Dans la même livraison du 7 janvier 1973, un article sur l’impérialisme soutient cette argumentation et dénonce non seulement les « classiques » impérialismes occidentaux, mais aussi l’impérialisme « soviétique », et démonte les mécanismes des uns et des autres. Cette mise en garde se fait au moment où le premier ambassadeur soviétique débarque dans la Grande ile. « Ce qui a conduit le chef du gouvernement à faire la précédente déclaration », précise Alain Escaro.
Ce dernier poursuit que la critique devient plus vive sous la plume de M.A., dans le numéro du 21 janvier. D’après celui-ci, le « dynamisme » de la politique étrangère du gouvernement Ramanantsoa vient du fait « qu’il est plus facile de faire parler de soi sur la scène internationale que de résoudre les problèmes intérieurs, en particulier économiques ». Car dans ce domaine, la démagogie est payante, « surtout dans le cercle des pays du Tiers-Monde ».
« La politique extérieure devient alors le terrain privilégié des victoires faciles et ces succès spectaculaires permettent de camoufler aux autres et de se cacher à soi-même les graves tensions internes et le marasme économique. » Cette attitude, note Alain Escaro, est étrangère aux masses « indifférentes à ces jeux subtils et davantage préoccupées par leur travail et leur niveau de vie ».
L’éditorialiste de Lumière comprend qu’il est « bien sûr » légitime de chercher à « se faire connaitre » après tant de temps et d’effacement.
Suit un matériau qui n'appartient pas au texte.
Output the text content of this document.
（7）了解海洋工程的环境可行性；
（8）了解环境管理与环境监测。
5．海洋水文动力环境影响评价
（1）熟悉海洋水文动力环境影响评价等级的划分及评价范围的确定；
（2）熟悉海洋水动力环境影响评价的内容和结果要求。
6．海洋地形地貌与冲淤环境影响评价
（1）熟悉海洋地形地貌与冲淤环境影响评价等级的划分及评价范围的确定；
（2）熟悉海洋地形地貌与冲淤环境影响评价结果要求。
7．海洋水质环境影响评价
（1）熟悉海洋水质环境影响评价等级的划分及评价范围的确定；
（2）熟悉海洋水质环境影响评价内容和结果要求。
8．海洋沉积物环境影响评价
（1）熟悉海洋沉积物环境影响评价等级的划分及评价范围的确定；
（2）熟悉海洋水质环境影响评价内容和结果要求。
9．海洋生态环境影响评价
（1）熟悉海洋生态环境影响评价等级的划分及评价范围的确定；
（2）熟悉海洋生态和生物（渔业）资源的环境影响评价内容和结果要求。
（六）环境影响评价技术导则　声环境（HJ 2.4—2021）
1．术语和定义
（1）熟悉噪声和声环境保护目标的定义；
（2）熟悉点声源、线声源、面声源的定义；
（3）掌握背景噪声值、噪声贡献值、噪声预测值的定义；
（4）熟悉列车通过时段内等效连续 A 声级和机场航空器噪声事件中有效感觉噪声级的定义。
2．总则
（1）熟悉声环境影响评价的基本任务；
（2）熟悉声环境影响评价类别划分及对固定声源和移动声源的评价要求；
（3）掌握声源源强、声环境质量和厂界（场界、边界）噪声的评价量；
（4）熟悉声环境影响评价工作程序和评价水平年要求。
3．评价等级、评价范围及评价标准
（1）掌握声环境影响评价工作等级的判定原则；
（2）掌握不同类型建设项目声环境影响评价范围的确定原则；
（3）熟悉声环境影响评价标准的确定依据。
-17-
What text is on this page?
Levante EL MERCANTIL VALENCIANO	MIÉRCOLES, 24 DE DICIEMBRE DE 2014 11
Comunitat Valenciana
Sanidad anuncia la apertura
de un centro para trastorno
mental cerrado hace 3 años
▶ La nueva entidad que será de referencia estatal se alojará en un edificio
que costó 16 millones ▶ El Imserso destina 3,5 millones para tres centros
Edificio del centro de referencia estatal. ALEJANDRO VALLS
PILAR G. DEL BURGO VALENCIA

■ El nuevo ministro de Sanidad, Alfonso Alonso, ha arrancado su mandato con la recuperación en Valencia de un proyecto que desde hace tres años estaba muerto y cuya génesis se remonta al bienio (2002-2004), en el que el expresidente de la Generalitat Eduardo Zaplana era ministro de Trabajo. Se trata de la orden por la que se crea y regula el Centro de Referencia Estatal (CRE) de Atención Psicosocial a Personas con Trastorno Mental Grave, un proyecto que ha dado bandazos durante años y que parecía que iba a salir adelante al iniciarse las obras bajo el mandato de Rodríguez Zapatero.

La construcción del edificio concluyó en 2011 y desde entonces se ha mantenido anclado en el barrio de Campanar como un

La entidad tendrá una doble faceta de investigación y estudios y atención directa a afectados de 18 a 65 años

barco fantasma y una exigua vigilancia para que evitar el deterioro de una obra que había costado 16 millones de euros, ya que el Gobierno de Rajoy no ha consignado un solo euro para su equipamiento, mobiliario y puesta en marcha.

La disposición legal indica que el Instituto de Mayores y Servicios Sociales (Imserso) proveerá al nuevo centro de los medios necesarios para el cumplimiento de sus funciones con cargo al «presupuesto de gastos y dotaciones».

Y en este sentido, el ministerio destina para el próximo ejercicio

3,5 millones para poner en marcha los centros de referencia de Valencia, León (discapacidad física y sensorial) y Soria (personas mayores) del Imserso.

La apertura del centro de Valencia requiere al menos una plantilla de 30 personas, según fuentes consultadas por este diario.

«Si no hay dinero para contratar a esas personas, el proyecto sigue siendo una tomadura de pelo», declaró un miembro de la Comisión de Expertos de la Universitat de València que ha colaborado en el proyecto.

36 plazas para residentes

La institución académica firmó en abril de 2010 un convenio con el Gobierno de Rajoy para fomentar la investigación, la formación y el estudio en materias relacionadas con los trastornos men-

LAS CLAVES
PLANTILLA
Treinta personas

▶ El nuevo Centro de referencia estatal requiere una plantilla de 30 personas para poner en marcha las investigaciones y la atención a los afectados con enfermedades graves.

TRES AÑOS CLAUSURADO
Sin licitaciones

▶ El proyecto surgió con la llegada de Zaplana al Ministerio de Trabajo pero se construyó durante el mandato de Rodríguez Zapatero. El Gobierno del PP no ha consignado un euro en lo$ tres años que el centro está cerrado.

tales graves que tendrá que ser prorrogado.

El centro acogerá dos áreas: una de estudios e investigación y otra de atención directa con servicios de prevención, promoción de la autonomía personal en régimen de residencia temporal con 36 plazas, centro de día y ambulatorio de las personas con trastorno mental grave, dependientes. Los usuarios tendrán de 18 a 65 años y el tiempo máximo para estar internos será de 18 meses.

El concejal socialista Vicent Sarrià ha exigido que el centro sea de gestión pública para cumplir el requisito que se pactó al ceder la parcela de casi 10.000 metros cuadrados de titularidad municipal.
Mais la passion que l’on peut y mettre, amène à « des paroles peu diplomatiques et des engagements extrêmes ». En effet, ajoute-t-il, si l’indépendance exige des relations multilatérales, plus d’un citoyen s’interroge sur « une ouverture plutôt unilatérale et à sens unique ».
« Certains » accusent Didier Ratsiraka, mais l’auteur préfère, jusqu’à preuve du contraire, « faire confiance à son intelligence, à son patriotisme et à sa loyauté de marin ». Les négociations avec la France constitueront alors le test révélateur.
De même, les vraies priorités étant « d’ordre économique et social», il faudra juger la valeur de cette politique en fonction, de
l’aide qu’apporteront les nouveaux « amis » de Madagascar. Il faut essentiellement tenir compte des réalités, car « l’aventure
politique n’a jamais satisfait les masses. L’exemple de la Guinée et de Cuba sont trop présents à nos esprits ».
En fait, Lumière apprécie la politique tous azimuts, toutefois, l’hebdomadaire catholique ne peut accepter qu’elle soit « unilatérale, passionnelles, coupée des réalités malgaches et réalisée hors de la participation des citoyens ». Quant à la personne du ministre des Affaires étrangères, « en dépit des critiques globales, elle ne semble pas encore contestée ».
Il n’en demeure pas moins, conclut Alain Escaro, que Lumière tend à présenter une « opinion en dehors des perspectives gouvernementales ».